MCP Setup
Expose the whole overlay — 435 specialist agents plus agent-to-agent messaging — to any MCP client as a single server. One command configures every harness on your machine.
What pilotprotocol-mcp is
pilotprotocol-mcp is an MCP server that fronts the Pilot overlay. Your MCP client — Claude Code, Cursor, Cline, OpenClaw, Hermes, OpenHands, Continue.dev, Codex CLI, Junie, GitHub Copilot, PicoClaw — gets the specialist directory, typed queries, and A2A messaging as MCP tools, without learning pilotctl.
MCP gave your agent tools. Pilot gives your agent peers — a directory of 435 specialists you can query without an API key, plus a direct message path to other operators' agents over an encrypted P2P network.
Setup
One command detects every MCP-capable harness on your machine, writes the server entry into each one's config, pulls the Go daemon, and starts it. Total time is about a minute.
npx -y pilotprotocol-mcp setup Your node keeps its own Ed25519 identity, and traffic is peer-to-peer on the direct path (payloads stay end-to-end encrypted; when a direct path isn't possible, an encrypted relay carries the bytes).
Per-harness (manual)
If you'd rather wire one harness by hand instead of running setup:
# Claude Code
claude mcp add --transport stdio pilot -- npx -y pilotprotocol-mcp
# Cursor — ~/.cursor/mcp.json (Cline uses the same JSON)
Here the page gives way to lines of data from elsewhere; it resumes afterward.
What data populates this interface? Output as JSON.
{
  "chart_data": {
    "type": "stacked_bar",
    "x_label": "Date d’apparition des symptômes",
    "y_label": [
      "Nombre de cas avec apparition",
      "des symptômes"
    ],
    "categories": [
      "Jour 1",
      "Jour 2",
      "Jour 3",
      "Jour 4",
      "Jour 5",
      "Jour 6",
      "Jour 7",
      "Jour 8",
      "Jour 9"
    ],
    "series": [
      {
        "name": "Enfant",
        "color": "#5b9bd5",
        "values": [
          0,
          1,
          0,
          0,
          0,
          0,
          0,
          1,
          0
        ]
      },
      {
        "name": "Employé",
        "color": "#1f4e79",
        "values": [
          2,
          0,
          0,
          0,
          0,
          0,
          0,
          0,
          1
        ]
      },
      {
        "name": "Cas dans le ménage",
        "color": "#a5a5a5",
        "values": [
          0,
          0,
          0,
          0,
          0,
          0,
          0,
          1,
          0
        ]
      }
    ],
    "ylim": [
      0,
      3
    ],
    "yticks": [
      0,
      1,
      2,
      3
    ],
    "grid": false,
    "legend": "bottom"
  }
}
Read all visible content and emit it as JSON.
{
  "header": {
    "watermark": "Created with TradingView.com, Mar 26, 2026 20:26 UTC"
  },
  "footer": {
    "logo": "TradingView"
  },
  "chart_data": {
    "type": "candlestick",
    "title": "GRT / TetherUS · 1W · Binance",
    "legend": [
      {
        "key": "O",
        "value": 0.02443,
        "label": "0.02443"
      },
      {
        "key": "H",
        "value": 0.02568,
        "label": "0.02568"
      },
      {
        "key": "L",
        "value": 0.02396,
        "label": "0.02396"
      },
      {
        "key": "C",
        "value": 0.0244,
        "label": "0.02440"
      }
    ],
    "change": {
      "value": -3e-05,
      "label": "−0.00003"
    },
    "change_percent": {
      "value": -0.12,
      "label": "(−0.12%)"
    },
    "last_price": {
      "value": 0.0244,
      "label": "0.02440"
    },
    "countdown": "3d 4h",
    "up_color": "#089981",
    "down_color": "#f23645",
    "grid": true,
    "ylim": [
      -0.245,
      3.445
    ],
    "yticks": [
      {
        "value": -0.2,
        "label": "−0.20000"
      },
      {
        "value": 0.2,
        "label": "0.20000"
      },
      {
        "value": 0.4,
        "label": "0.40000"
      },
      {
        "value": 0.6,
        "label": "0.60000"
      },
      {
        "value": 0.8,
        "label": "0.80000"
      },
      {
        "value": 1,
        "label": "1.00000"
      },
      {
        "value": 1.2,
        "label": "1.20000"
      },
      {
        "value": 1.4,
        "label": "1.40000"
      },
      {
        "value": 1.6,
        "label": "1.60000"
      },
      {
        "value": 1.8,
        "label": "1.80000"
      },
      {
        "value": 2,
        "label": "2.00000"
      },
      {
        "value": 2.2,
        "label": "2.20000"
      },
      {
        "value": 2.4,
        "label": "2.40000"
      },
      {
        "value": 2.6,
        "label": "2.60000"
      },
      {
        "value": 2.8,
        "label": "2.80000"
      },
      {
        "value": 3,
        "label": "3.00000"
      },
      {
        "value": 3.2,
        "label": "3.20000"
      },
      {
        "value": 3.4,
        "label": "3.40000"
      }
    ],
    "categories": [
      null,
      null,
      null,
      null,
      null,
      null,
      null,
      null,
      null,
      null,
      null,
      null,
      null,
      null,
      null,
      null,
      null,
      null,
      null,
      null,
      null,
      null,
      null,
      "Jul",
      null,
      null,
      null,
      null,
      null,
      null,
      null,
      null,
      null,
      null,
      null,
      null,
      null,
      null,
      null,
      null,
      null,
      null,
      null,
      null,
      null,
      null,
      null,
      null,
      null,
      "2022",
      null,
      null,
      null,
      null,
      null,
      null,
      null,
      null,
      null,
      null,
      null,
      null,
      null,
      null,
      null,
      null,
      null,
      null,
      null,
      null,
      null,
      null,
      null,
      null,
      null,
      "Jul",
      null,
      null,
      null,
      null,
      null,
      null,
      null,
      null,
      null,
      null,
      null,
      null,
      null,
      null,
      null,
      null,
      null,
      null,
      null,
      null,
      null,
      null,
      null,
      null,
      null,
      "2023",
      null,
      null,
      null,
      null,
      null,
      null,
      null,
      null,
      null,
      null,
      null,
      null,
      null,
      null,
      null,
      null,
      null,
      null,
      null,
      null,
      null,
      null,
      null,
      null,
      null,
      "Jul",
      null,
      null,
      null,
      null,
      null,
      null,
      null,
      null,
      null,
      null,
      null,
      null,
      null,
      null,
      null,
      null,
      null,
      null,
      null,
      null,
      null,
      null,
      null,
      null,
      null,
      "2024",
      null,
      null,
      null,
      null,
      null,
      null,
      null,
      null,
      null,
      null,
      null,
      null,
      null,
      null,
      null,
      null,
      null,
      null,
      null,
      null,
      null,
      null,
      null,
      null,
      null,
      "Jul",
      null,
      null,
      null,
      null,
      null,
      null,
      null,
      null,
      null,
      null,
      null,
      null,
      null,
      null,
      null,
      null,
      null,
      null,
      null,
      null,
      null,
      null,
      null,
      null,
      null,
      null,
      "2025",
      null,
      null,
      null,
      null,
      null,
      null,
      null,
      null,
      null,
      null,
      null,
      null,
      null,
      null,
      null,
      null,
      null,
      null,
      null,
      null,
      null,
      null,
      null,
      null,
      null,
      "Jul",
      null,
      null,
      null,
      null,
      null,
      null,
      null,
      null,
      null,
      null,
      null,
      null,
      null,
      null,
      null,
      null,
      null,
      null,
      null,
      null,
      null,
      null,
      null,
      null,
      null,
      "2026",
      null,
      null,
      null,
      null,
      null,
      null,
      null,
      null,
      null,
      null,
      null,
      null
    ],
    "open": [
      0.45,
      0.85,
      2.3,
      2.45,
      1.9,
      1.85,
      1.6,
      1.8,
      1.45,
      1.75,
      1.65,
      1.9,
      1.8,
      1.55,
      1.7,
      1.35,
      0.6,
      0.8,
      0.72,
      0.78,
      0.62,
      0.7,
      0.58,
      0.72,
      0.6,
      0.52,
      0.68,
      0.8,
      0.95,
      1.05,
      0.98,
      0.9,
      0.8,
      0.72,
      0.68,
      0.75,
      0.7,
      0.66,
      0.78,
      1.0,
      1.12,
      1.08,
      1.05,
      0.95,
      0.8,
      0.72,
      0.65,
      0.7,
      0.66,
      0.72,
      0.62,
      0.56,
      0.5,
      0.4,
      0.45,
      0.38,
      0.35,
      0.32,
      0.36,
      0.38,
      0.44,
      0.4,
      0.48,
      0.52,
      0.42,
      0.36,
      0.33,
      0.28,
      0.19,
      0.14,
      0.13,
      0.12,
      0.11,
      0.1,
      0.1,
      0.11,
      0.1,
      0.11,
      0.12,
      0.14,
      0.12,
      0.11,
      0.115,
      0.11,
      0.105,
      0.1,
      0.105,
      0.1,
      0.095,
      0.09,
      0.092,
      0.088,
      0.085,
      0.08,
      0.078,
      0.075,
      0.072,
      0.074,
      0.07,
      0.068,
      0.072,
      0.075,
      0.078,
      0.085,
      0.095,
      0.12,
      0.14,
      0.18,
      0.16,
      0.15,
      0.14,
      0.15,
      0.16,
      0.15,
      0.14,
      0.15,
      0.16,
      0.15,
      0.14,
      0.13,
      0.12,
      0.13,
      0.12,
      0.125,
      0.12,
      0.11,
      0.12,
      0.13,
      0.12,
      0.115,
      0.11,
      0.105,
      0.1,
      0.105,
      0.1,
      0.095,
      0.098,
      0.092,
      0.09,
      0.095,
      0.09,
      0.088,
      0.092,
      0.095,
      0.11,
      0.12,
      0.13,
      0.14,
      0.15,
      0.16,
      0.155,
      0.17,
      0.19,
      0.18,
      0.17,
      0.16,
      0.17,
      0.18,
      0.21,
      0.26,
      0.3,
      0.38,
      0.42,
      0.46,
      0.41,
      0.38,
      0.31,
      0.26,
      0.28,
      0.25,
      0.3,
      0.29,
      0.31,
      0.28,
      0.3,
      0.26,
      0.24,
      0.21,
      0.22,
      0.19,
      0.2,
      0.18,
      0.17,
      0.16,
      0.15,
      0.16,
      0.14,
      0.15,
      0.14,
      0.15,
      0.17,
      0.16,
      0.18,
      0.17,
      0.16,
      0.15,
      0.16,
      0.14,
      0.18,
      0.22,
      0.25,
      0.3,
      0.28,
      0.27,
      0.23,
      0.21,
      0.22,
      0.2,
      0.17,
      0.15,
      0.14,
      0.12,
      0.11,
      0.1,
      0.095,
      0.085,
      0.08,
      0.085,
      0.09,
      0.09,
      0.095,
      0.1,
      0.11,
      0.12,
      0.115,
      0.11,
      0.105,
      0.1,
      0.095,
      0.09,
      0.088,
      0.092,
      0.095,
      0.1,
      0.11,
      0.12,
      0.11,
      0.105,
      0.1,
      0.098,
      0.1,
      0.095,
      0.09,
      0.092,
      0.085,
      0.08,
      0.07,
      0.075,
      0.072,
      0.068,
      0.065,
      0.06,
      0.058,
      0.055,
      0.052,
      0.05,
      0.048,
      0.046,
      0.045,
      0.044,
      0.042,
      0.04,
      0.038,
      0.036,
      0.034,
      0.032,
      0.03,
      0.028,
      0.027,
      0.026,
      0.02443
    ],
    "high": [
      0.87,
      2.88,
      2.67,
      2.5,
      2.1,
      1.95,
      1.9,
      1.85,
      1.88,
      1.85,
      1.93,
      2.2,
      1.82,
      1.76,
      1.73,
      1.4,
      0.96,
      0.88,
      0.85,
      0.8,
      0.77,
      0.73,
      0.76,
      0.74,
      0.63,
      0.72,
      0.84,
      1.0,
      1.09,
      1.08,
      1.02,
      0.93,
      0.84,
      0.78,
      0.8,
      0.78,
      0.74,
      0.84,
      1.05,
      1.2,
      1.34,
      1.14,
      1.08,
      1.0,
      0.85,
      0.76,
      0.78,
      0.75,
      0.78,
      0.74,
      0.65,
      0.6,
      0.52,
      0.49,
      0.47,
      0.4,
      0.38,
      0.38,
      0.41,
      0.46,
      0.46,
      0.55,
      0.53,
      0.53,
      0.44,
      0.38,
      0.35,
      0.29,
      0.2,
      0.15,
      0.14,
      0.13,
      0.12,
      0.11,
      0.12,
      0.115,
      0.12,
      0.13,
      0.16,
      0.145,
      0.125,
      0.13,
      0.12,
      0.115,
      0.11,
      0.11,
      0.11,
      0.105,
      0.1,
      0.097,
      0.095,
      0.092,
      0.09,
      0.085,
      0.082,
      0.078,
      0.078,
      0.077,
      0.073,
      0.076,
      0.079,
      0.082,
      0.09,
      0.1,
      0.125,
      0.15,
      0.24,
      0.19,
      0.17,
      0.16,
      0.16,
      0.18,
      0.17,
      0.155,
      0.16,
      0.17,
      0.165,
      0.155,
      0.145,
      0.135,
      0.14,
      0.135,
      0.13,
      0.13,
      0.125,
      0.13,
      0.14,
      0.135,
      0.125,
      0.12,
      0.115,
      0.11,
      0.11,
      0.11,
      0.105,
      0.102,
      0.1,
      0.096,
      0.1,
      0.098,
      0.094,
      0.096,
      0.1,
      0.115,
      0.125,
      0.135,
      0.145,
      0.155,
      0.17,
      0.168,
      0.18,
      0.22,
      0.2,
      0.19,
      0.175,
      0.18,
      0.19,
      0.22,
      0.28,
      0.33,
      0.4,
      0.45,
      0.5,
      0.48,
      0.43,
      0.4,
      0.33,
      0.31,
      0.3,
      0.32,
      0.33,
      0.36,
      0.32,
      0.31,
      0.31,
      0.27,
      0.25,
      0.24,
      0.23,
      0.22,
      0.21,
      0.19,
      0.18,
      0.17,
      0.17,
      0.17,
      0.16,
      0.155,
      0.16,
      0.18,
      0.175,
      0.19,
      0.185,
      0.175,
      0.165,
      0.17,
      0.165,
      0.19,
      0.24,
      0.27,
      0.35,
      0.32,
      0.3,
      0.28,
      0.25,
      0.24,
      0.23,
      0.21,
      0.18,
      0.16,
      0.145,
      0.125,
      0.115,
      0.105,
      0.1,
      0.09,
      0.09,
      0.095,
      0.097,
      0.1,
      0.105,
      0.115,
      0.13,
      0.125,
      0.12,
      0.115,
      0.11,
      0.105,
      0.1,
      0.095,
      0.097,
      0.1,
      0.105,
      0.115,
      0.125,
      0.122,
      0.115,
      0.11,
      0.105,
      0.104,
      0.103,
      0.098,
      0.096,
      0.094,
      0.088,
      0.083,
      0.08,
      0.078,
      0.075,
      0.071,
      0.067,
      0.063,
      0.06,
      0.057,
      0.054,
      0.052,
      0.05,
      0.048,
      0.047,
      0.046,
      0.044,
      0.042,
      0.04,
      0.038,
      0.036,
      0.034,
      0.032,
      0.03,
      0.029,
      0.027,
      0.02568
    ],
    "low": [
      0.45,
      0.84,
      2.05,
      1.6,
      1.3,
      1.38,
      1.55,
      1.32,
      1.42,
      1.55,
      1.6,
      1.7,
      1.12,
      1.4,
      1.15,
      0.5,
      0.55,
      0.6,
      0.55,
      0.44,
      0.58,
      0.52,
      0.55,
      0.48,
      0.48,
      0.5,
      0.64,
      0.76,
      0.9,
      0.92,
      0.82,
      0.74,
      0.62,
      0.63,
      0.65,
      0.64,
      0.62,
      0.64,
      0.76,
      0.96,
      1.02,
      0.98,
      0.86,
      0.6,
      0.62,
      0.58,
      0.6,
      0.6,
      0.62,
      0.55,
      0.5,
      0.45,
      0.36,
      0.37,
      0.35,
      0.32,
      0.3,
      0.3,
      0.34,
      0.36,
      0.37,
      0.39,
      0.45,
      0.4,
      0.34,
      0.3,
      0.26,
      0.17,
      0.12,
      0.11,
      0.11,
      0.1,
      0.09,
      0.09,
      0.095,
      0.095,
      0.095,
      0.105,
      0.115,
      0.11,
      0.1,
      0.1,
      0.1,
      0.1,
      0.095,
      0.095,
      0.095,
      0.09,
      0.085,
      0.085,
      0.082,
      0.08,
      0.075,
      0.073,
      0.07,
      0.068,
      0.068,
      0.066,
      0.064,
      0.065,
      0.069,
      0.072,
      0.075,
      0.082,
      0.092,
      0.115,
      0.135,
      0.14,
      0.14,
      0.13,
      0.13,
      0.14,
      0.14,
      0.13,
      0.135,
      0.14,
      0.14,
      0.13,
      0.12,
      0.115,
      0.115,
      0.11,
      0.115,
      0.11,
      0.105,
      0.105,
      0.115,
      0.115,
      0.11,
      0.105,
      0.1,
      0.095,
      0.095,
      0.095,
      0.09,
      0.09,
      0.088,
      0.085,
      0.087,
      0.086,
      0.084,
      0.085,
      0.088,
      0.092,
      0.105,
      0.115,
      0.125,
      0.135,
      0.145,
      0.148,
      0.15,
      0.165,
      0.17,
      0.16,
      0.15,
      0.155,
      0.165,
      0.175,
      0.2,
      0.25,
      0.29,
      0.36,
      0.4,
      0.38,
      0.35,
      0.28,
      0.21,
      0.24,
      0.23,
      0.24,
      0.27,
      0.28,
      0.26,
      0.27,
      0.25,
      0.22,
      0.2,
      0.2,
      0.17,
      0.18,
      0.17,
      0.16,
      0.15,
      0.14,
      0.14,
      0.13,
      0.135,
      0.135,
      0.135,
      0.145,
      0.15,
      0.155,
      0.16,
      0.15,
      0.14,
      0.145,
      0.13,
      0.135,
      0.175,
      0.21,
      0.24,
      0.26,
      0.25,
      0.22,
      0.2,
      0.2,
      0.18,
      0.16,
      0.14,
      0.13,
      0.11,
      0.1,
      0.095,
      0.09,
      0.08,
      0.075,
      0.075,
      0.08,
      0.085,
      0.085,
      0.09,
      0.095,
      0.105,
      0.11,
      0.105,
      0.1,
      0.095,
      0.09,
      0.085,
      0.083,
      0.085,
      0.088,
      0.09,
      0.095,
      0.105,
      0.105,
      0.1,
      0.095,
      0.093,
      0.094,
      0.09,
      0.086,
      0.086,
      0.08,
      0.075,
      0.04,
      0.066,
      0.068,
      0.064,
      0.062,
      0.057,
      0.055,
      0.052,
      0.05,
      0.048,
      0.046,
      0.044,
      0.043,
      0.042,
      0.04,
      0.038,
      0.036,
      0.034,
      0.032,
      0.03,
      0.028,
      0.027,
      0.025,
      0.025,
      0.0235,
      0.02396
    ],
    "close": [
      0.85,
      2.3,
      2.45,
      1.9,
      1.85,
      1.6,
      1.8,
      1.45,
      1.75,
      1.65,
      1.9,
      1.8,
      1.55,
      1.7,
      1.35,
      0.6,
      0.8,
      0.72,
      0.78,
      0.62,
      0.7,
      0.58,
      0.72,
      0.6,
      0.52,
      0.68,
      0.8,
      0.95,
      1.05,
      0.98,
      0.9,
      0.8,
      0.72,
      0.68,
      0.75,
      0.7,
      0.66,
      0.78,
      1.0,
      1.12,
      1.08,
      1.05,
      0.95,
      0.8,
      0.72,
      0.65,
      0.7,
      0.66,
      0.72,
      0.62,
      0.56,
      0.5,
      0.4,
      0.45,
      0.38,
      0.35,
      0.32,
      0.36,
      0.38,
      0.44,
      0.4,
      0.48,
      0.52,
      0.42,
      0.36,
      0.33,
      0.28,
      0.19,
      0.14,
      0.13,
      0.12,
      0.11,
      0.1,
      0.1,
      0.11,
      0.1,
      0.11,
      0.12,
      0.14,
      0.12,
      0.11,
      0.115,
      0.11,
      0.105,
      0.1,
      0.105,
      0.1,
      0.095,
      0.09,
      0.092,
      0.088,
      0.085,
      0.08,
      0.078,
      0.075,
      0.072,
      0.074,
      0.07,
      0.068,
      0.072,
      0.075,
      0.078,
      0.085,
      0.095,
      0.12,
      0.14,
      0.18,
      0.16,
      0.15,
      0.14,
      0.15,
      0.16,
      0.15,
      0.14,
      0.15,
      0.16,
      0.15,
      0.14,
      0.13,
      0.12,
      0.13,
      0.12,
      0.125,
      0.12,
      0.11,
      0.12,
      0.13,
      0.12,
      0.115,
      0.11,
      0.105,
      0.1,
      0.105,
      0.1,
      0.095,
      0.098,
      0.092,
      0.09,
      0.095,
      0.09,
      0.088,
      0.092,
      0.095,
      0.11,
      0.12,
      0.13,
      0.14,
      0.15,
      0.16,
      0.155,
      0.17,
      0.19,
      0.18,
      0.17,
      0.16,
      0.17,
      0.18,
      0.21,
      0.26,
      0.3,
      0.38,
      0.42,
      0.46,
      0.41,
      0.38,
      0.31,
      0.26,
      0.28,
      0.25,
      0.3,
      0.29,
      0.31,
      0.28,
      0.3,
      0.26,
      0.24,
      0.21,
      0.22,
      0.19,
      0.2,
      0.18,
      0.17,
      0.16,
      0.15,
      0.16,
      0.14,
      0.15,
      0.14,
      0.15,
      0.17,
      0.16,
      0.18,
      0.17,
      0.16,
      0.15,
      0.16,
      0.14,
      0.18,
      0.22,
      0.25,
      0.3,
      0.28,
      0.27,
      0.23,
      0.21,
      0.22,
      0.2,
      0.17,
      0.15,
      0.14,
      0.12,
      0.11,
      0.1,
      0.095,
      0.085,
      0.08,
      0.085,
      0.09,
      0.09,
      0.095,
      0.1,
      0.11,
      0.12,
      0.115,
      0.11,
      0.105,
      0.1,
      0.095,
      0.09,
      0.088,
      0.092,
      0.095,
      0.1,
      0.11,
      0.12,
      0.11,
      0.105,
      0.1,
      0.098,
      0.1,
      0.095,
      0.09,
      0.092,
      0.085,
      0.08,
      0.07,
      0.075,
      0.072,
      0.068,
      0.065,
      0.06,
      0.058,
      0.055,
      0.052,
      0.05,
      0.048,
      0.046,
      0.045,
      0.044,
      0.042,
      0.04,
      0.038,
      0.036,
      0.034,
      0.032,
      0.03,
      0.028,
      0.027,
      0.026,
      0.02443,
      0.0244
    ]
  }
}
{"mcpServers":{"pilot":{"command":"npx","args":["-y","pilotprotocol-mcp"]}}}
# OpenHands — ~/.openhands/config.toml
[mcp.stdio_servers.pilot]
command = "npx"
args = ["-y", "pilotprotocol-mcp"] What you get
The server exposes 10 tools shaped around the 3-command pattern (/help, /data, /summary) that pilotctl enforces — the tool surface prevents the bare-message mistake that would otherwise no-op.
| Tool | What it does |
|---|---|
pilot_search(keyword, limit?) | Find specialists by keyword (literal token match — use short generic words: bitcoin, weather, nba). |
pilot_help(agent) | Learn a specialist's /data filter schema. |
pilot_query(agent, filters?) | Fetch structured data; detects ~8 KB truncation and surfaces a hint. |
pilot_summary(agent, question?) | LLM-synthesized digest when /data would exceed truncation. |
pilot_send(peer, message) | Send plain text to a human-operated peer. |
pilot_inbox(limit?) | Read received messages. |
pilot_handshake(target, reason?) | Establish bilateral trust (warns about ~60s registry propagation). |
pilot_find(hostname) | DNS-like lookup of a hostname to a Pilot address. |
pilot_peers() | List connected peers and path (direct vs relay). |
pilot_approve(target) | Accept a pending handshake. |
Plus 6 resources — pilot://catalog (live directory snapshot), pilot://inbox, pilot://trust, pilot://peers, pilot://identity, pilot://daemon-health — and 5 prompts: the 3-command pattern, A2A messaging, handshake-first-contact, troubleshooting, and a readiness check.
Modes
| Mode | First call | Privacy | Status |
|---|---|---|---|
Local — npx -y pilotprotocol-mcp | ~1 min: pulls the Go daemon, starts it, wires the harness | Full P2P; no third party sees metadata | v0.1 — shipping now |
Hosted SSH — ssh://… | ~10 sec: paste one line; your SSH key is the identity | Hosted party sees metadata (specialist payloads stay E2E) | v0.2 — planned |
Hosted HTTP — https://… --token | ~30 sec: sign up, save a bearer token | Same as SSH | v0.3 — conditional on demand |
There is deliberately no ephemeral anonymous HTTP mode: a 30-second identity can't propagate trust through the registry, so it can't do the agent-to-agent messaging that is Pilot's reason to exist.
Why not just another MCP server?
A typical MCP server wraps one API and brings one more credential. pilotprotocol-mcp brings a network: one identity, no API keys, live data from specialists built for agent traffic (no rate-limit dance, no captchas), and a direct message path to other operators' agents. Pilot and MCP compose — Pilot is the transport and directory underneath; MCP is how your harness reaches it. See vs MCP / A2A / ACP for the full comparison.